As I mentioned in "Why is the Michelson-Morley experiment considered a null-result?", the 1887 Michelson-Morley experiment placed an upper bound on the fringe displacement of about 0.01 or 0.02. Why did the 1925 Michelson-Gale experiment find a fringe shift of about 0.230±0.005?

Here's the distribution of the results of the Michelson-Gale experiment:

Michelson-Gale distribution of results

The Michelson-Morley experiment was intended to measure the motion of the earth through the ether, and the Michelson-Gale experiment was intended to measure earth's rotation, but what exactly are the differences in the setup between these two experiments, that they produce different non-zero fringe shifts?

  • $\begingroup$ Well first off, the MGX measured a shift of 0.2, not 0.02. Moreover, the MMX measured 0 +/- 0.02, the MGX measured 0.2 +/- 0.016 Those are not similar result sets! Nor should they be, they were measuring different things. $\endgroup$ Commented Apr 4, 2018 at 18:33

1 Answer 1


First your very graph, and the paper you quote, show that the fringe shift in Michelson-Gale has a mean value of 0.23 with an average deviation from mean of 0.016. This is this accuracy which is of the same order of magnitude as the upper bound on the fringe shifts in Michelson-Morley. In passing, it shows how experimental technique had progressed: the same precision could be reached for an experiment with optical path miles long than for a tabletop experiment about 30 years before.

In the Michelson-Gale experiment, the light from the source is split with one ray going through a rectangular path in one direction and the other ray going through it in the opposite direction. The fringe shift between the two rays when they meet again is measured. This is very different from the Michelson-Morley experiments where each ray does a round trip from the source to a mirror back to the source.
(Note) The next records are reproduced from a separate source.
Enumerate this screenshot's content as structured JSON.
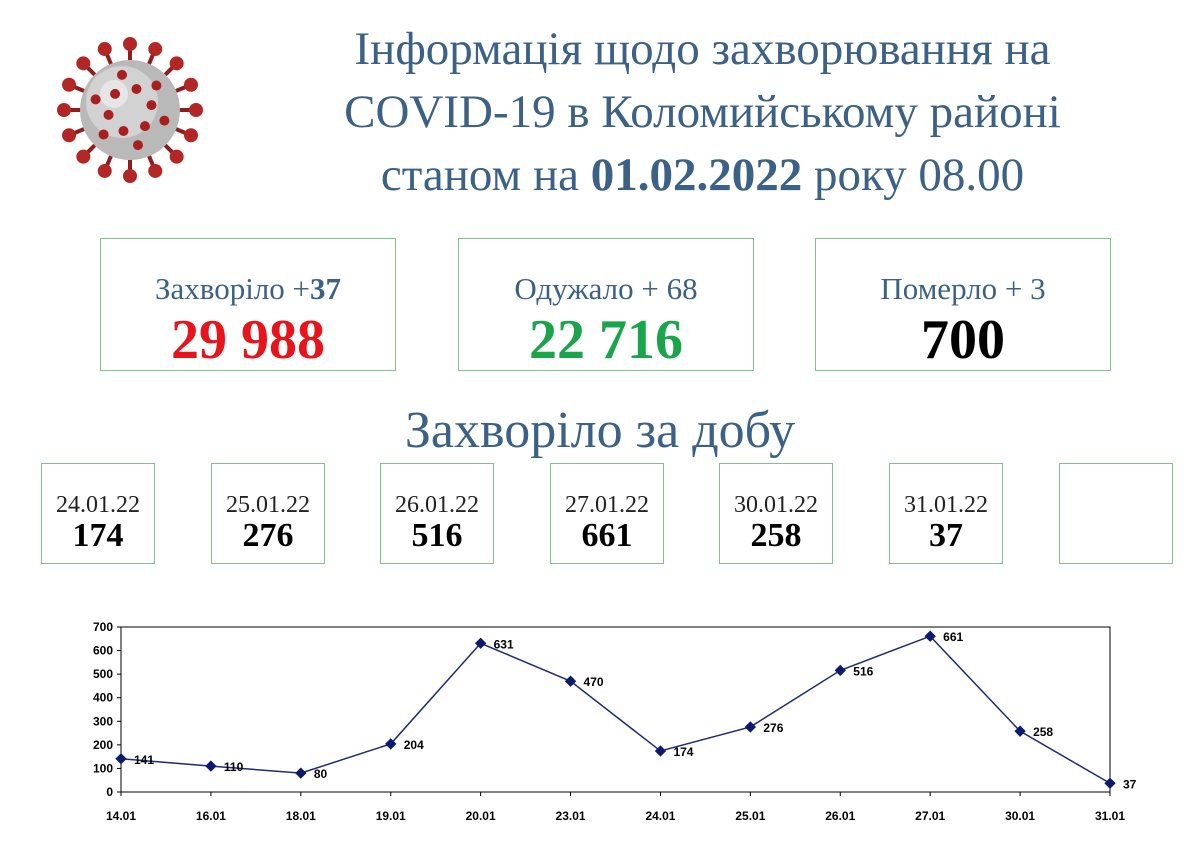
{
  "header": {
    "title_line1": "Інформація щодо захворювання на",
    "title_line2": "COVID-19 в Коломийському районі",
    "title_line3_prefix": "станом на ",
    "title_date": "01.02.2022",
    "title_line3_suffix": " року 08.00"
  },
  "stats": [
    {
      "label": "Захворіло +",
      "delta": "37",
      "value": "29 988",
      "color": "#e8141b"
    },
    {
      "label": "Одужало + 68",
      "delta": "",
      "value": "22 716",
      "color": "#1aa54b"
    },
    {
      "label": "Померло + 3",
      "delta": "",
      "value": "700",
      "color": "#000000"
    }
  ],
  "daily_title": "Захворіло за добу",
  "daily": [
    {
      "date": "24.01.22",
      "value": "174"
    },
    {
      "date": "25.01.22",
      "value": "276"
    },
    {
      "date": "26.01.22",
      "value": "516"
    },
    {
      "date": "27.01.22",
      "value": "661"
    },
    {
      "date": "30.01.22",
      "value": "258"
    },
    {
      "date": "31.01.22",
      "value": "37"
    },
    {
      "date": "",
      "value": ""
    }
  ],
  "colors": {
    "title": "#3b6186",
    "box_border": "#7cc48a",
    "line": "#1f2a7a",
    "marker": "#0b1a6e"
  },
  "chart_data": {
    "type": "line",
    "categories": [
      "14.01",
      "16.01",
      "18.01",
      "19.01",
      "20.01",
      "23.01",
      "24.01",
      "25.01",
      "26.01",
      "27.01",
      "30.01",
      "31.01"
    ],
    "series": [
      {
        "values": [
          141,
          110,
          80,
          204,
          631,
          470,
          174,
          276,
          516,
          661,
          258,
          37
        ]
      }
    ],
    "ylim": [
      0,
      700
    ],
    "yticks": [
      0,
      100,
      200,
      300,
      400,
      500,
      600,
      700
    ],
    "grid": false,
    "data_labels": true
  }
}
As a result, the Michelson-Gale experiment probes a very different phenomenology. This is not a null result experiment, note, because Special Relativity (SR) predicts a non-zero fringe shift. Indeed the velocity of light is not isotropic in a rotating frame: the average speed of light for the ray going in one direction around the rectangular path is different from the average speed of light for the ray going in the opposite direction through the same path. The predicted fringe shift is

$$\Delta = \frac{4A}{\lambda c}\Omega\sin \theta,$$

where $\theta$ is the latitude, $\Omega$ the angular speed of the Earth, $\lambda$ the wavelength, and $A$ is the area of the rectangle. There are actually two rectangles in the Michelson-Gale experiment, a large one and a small one but this is just an experimental detail: the fringe shift for the smaller one is too small to be measured and the central interference fringe for that smaller rectangle is used as the reference point for the fringe shift for the bigger rectangle, for which the formula above holds.